The reception given in Spain (and in the different European countries) to the Ukrainian refugees, generally supportive and generous, contrasts with, for example, the treatment received on the same dates (early March) by the more than 850 people from the south of the Sahara who entered our territory by jumping the fence separating Melilla from the Moroccan province of Nador. Although some political parties have unfortunately used the adjective 'genuine' to refer only to Ukrainian refugees, most of these sub-Saharan Africans from Mali and Sudan were also 'genuine' refugees fleeing armed conflicts and situations of extreme violence, only in their case they had to cross borders illegally in order to seek asylum.
That same Melilla fence was the scene, on 24 June, of an extremely tragic situation: an attempted irregular entry of some 1,500 people, resulting in the death of at least 23 migrants (a figure that NGOs put at more than 30). President Sánchez's first words in reference to this event (defending the actions of the Moroccan Gendarmerie and blaming the tragedy on the mafias that traffic in human beings), although they were later qualified in successive statements, triggered a harsh confrontation between the PSOE and its main parliamentary allies. For his part, the president of the European Council, Charles Michel, avoided making a critical statement on the events, expressing his solidarity with Sánchez's government and his condolences to the families of the victims.
The serious events in Melilla on 24 June should be seen in the context of the normalisation of relations between Spain and Morocco last April (following the prime minister's change of position on Western Sahara). They also preceded the NATO summit in Madrid (which took place on 29-30 June) by days.
Alongside these events on the eastern and southern flanks, which are a good example of the contradictions of the European Union's migration policies, and which deserved the most media attention, the 'migration picture' of the period described is completed with the account of other events closely connected to them: the aforementioned change in the Spanish government's position on Western Sahara generated a diplomatic confrontation with Algeria, whose cooperation on immigration is almost as important for Spain as that of Rabat. This distancing, among other consequences, could have repercussions on the increase in the migratory route by sea from Algeria to the Balearic Islands and the coast of the Levante peninsular.
The aforementioned NATO summit placed the use of irregular immigration as a weapon of pressure among the "hybrid threats", alongside energy blackmail and cyber-attacks. In the same area, when addressing the security of the southern flank, irregular immigration has (again, inevitably?) been associated with terrorism.

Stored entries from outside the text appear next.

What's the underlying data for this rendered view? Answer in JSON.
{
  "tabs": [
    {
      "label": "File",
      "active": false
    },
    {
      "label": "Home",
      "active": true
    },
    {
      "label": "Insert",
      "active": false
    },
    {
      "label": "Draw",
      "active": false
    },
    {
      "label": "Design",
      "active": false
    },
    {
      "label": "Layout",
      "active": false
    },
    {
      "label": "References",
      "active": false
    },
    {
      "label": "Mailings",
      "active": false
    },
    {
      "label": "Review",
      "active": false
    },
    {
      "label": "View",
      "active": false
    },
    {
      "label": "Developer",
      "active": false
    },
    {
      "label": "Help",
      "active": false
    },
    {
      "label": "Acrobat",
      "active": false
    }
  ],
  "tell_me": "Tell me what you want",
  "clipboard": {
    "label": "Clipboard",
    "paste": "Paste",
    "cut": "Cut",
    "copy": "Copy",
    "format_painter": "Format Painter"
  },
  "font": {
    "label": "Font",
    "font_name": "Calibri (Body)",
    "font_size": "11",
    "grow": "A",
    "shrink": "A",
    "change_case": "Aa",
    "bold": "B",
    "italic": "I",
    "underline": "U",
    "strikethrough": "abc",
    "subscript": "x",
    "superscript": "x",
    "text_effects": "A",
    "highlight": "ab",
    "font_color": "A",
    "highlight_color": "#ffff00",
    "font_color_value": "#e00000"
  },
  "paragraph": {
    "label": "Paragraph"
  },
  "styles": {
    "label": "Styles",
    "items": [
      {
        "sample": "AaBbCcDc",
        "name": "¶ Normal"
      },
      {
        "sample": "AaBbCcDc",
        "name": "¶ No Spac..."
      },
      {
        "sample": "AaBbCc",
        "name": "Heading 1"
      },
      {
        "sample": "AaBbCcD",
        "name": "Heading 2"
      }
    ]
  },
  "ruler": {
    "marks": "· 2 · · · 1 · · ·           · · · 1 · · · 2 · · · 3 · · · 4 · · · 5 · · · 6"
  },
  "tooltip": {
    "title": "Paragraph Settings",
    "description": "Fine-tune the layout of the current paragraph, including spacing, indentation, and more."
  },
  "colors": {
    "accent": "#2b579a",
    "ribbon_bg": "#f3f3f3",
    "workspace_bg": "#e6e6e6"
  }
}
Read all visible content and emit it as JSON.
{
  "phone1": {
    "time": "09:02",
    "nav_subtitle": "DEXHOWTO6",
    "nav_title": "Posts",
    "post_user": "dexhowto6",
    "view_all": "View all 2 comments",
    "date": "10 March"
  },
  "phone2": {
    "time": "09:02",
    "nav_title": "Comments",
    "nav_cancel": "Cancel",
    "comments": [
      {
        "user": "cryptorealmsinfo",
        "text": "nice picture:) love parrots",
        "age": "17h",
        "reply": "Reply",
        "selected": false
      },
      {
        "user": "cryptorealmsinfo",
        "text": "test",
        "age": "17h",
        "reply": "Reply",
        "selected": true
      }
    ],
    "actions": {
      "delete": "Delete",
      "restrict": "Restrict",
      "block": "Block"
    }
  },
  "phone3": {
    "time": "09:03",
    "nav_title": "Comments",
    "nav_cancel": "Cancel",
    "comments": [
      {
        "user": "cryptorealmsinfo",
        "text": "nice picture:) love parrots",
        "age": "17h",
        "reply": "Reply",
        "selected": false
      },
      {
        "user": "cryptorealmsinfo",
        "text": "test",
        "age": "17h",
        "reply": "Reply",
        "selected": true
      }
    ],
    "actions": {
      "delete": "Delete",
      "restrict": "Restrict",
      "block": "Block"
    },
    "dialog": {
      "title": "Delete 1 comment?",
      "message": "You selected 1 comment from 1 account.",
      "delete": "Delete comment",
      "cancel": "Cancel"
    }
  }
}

In short, the period analysed, framed temporally between the Russian invasion and the NATO summit, shows a reconceptualisation of migratory flows, which to some extent are "infected" (also linguistically) by the war context that Europe is experiencing. The most significant migration-related events of the first half of the year have highlighted the inconsistencies of European migration policies, while also pointing to the threat that the manipulation of migration flows can pose to European borders (not only for the southern flank, the most geographically relevant for Spain, but also for the eastern flank: remember, for example, Belarus's use of migrants from the Middle East on its border with Poland).
Luis Guerra, PhD in Philology, is an associate researcher of the INMIGRA3-CM project, financed by the Community of Madrid and the European Social Fund.